Each brand was assessed across multiple sustainability indicators, including traceability, transparency, liveable wages, child and forced labour, deforestation and pesticide use, earning it a total score.

New Zealand company Whittakers ranked sixth — moving up three places from its position last year, where it landed at number nine on the list.

The business is pleased with the news. “Whittaker’s is delighted to have improved our ranking in the top 10 companies in this year’s Chocolate Scorecard,” said Matt Whittaker, co-chief operating officer, in a statement to media. “It’s a great validation of the programme of continuous improvement that we have in place to honour our commitment to ethical and sustainable chocolate-making.”
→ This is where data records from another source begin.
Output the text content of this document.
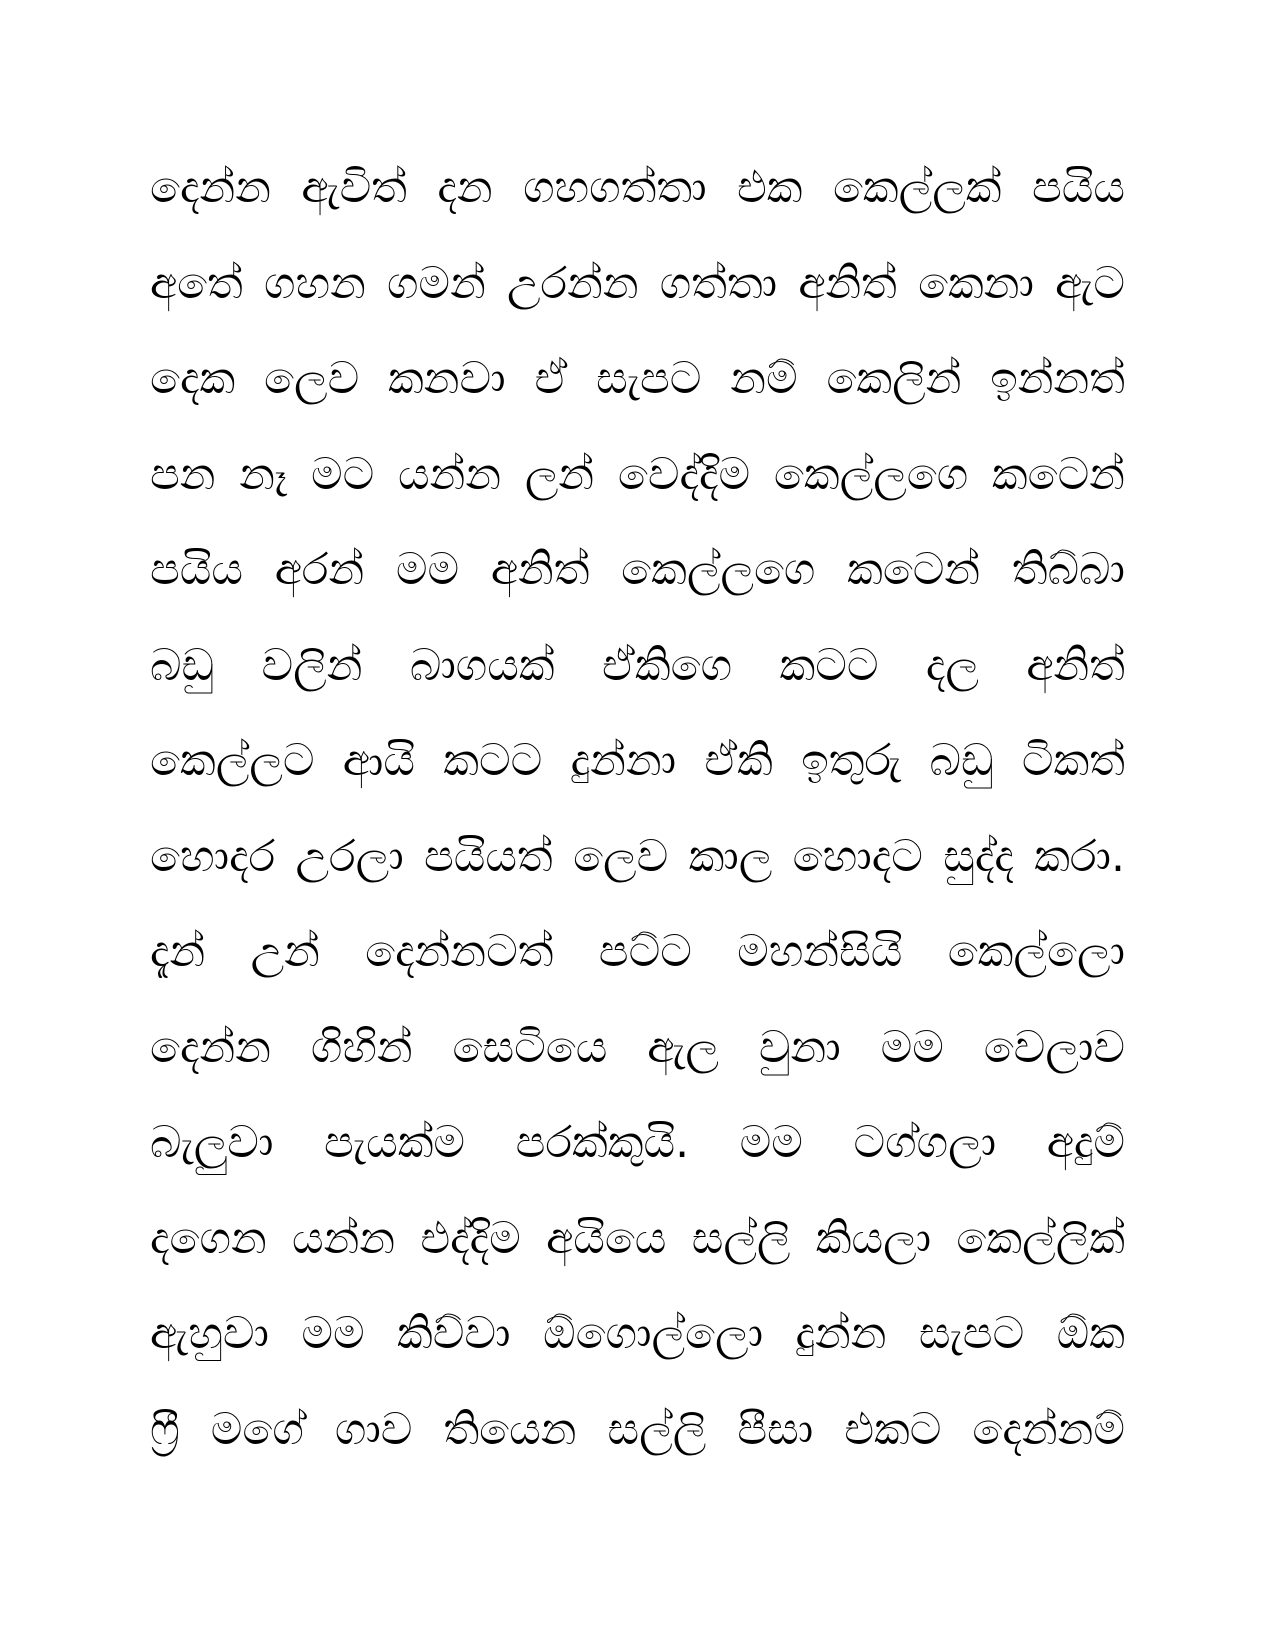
දෙන්න ඇවිත් දන ගහගත්තා එක කෙල්ලක් පයිය
අතේ ගහන ගමන් උරන්න ගත්තා අනිත් කෙනා ඇට
දෙක ලෙව කනවා ඒ සැපට නම් කෙලින් ඉන්නත්
පන නෑ මට යන්න ලන් වෙද්දිම කෙල්ලගෙ කටෙන්
පයිය අරන් මම අනිත් කෙල්ලගෙ කටෙන් තිබ්බා
බඩු වලින් බාගයක් ඒකිගෙ කටට දල අනිත්
කෙල්ලට ආයි කටට දුන්නා ඒකි ඉතුරු බඩු ටිකත්
හොදර උරලා පයියත් ලෙව කාල හොදට සුද්ද කරා.
දැන් උන් දෙන්නටත් පට්ට මහන්සියි කෙල්ලො
දෙන්න ගිහින් සෙටියෙ ඇල වුනා මම වෙලාව
බැලුවා පැයක්ම පරක්කුයි. මම ටග්ගලා අදුම්
දගෙන යන්න එද්දිම අයියෙ සල්ලි කියලා කෙල්ලික්
ඇහුවා මම කිව්වා ඕගොල්ලො දුන්න සැපට ඕක
ෆ්‍රී මගේ ගාව තියෙන සල්ලි පීසා එකට දෙන්නම්
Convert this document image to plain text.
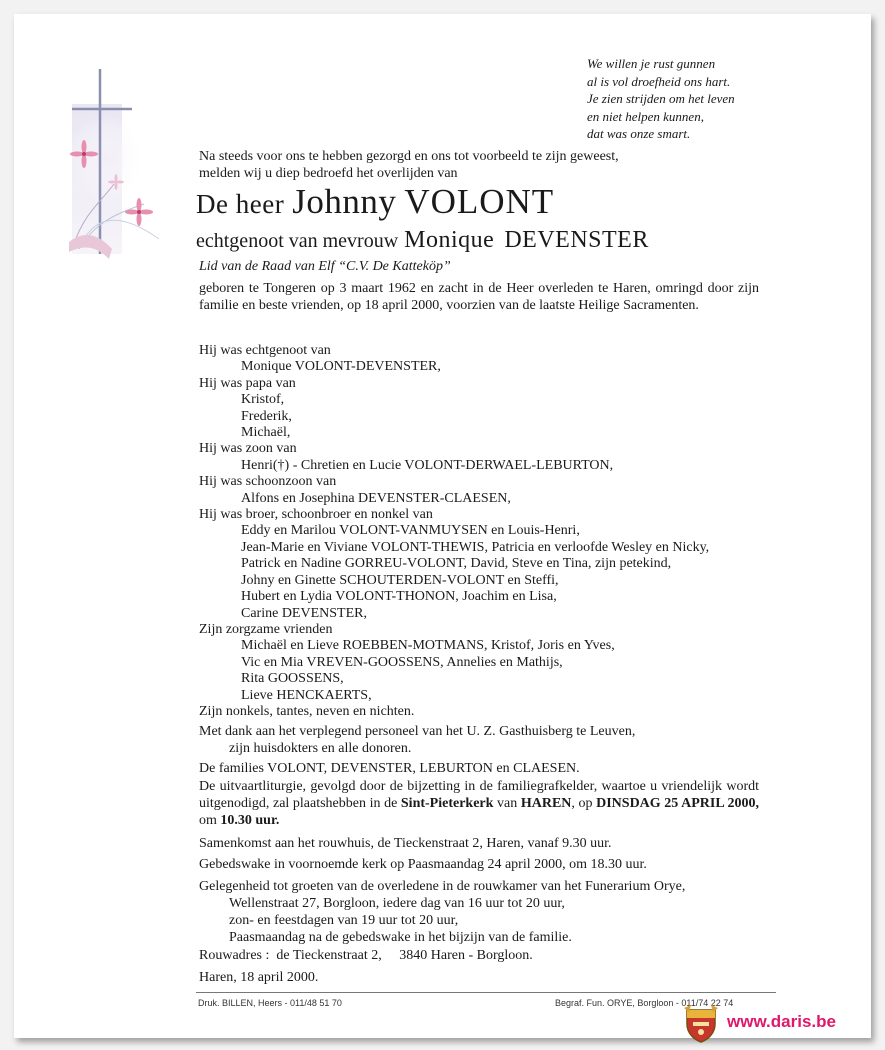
We willen je rust gunnen
al is vol droefheid ons hart.
Je zien strijden om het leven
en niet helpen kunnen,
dat was onze smart.
Na steeds voor ons te hebben gezorgd en ons tot voorbeeld te zijn geweest,
melden wij u diep bedroefd het overlijden van
De heer Johnny VOLONT
echtgenoot van mevrouw Monique DEVENSTER
Lid van de Raad van Elf “C.V. De Katteköp”
geboren te Tongeren op 3 maart 1962 en zacht in de Heer overleden te Haren, omringd door zijn familie en beste vrienden, op 18 april 2000, voorzien van de laatste Heilige Sacramenten.
Hij was echtgenoot van
Monique VOLONT-DEVENSTER,
Hij was papa van
Kristof,
Frederik,
Michaël,
Hij was zoon van
Henri(†) - Chretien en Lucie VOLONT-DERWAEL-LEBURTON,
Hij was schoonzoon van
Alfons en Josephina DEVENSTER-CLAESEN,
Hij was broer, schoonbroer en nonkel van
Eddy en Marilou VOLONT-VANMUYSEN en Louis-Henri,
Jean-Marie en Viviane VOLONT-THEWIS, Patricia en verloofde Wesley en Nicky,
Patrick en Nadine GORREU-VOLONT, David, Steve en Tina, zijn petekind,
Johny en Ginette SCHOUTERDEN-VOLONT en Steffi,
Hubert en Lydia VOLONT-THONON, Joachim en Lisa,
Carine DEVENSTER,
Zijn zorgzame vrienden
Michaël en Lieve ROEBBEN-MOTMANS, Kristof, Joris en Yves,
Vic en Mia VREVEN-GOOSSENS, Annelies en Mathijs,
Rita GOOSSENS,
Lieve HENCKAERTS,
Zijn nonkels, tantes, neven en nichten.
Met dank aan het verplegend personeel van het U. Z. Gasthuisberg te Leuven,
zijn huisdokters en alle donoren.
De families VOLONT, DEVENSTER, LEBURTON en CLAESEN.
De uitvaartliturgie, gevolgd door de bijzetting in de familiegrafkelder, waartoe u vriendelijk wordt uitgenodigd, zal plaatshebben in de Sint-Pieterkerk van HAREN, op DINSDAG 25 APRIL 2000, om 10.30 uur.
Samenkomst aan het rouwhuis, de Tieckenstraat 2, Haren, vanaf 9.30 uur.
Gebedswake in voornoemde kerk op Paasmaandag 24 april 2000, om 18.30 uur.
Gelegenheid tot groeten van de overledene in de rouwkamer van het Funerarium Orye,
Wellenstraat 27, Borgloon, iedere dag van 16 uur tot 20 uur,
zon- en feestdagen van 19 uur tot 20 uur,
Paasmaandag na de gebedswake in het bijzijn van de familie.
Rouwadres :  de Tieckenstraat 2,     3840 Haren - Borgloon.
Haren, 18 april 2000.
Druk. BILLEN, Heers - 011/48 51 70	Begraf. Fun. ORYE, Borgloon - 011/74 22 74
www.daris.be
It recently achieved full traceability of all its cocoa beans — a target it had set for 2025 but reached ahead of schedule.

The top five included two other brands sold in New Zealand: Tony’s Chocolonely, which topped the list, and Mars Wrigley which came in fifth.

All companies surveyed had taken steps to develop policies that monitor, reduce or (ideally) eliminate child labour — however only 55 per cent of supply chains are monitored for child labour, and beyond this practice, almost 30,000 people are estimated to be enslaved on cocoa farms in West Africa.

Tearfund says the New Zealand Government needs to implement legislation around modern slavery.